The average life of an infantryman was one and a half months. I survived five months before I was wounded on October 20 1944 in Holland.

I was hit by shrapnel. It just tore through the flesh like a knife through butter.

The day I found out I was going to survive was one of the happiest of my life: I knew I was going to be flown back.

D-Day was a great thing – we got 156,000 men ashore, but the actual fighting was a lot worse on the second and third day. There’s a lot more to it than D-Day.

I was drafted in at 18 and spent five years as a conscript. After the war, we were sent to Palestine where it was pretty hairy. They were fighting for independence.

It was difficult going back home. I had to give up training to be an engineer because I’d spent such a long time away.

It’s causing more trouble now. My wife wakes me because I lash out with my fists in the night – I’m dreaming of the fighting.

You’re pretty resilient at 18. But as you get older you do live in the past. The bad parts are disconcerting.

Lately I’ve been thinking about the British and German civilians who died in the bombing campaigns.

There were 30,000 people a night being killed in the cities in big fire raids. They were suffocated.

When we came back from the front, we had no support at all. We got a box with our medals, and not even a letter from the Government to say thank you.

Five years at 15 pence a day isn’t much for being at the front all the time.

I get flashbacks – more now than ever.

The thing is, you can never tell anyone what it was like. I’d never seen a body before.

You think of them covered in sheets. But on the battlefield there were body parts half up trees and half below. And you have to bury them: they belong to people you know.

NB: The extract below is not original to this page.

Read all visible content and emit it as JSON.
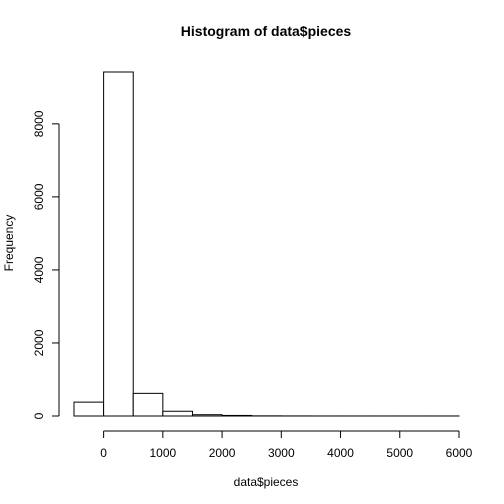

I’m 94 now. Derek’s life finished at 19. There’s no way you can get away from that.

My wife finds it very painful at services when she hears what I’ve gone through.

Normandy veterans are dropping in numbers. In a short time there will be no one with first-hand information.

When I visit the cemetery in Normandy, I see the names of men I served and drank with.

The papers talk of heroes, but the real heroes are still there in Normandy after 75 years. We’ve had 75 years of life.

We’ll be out selling poppies for Remembrance Day.

You can’t think of much in two minutes. Usually, I just think of nothing.

My remembrance is every night I go to bed.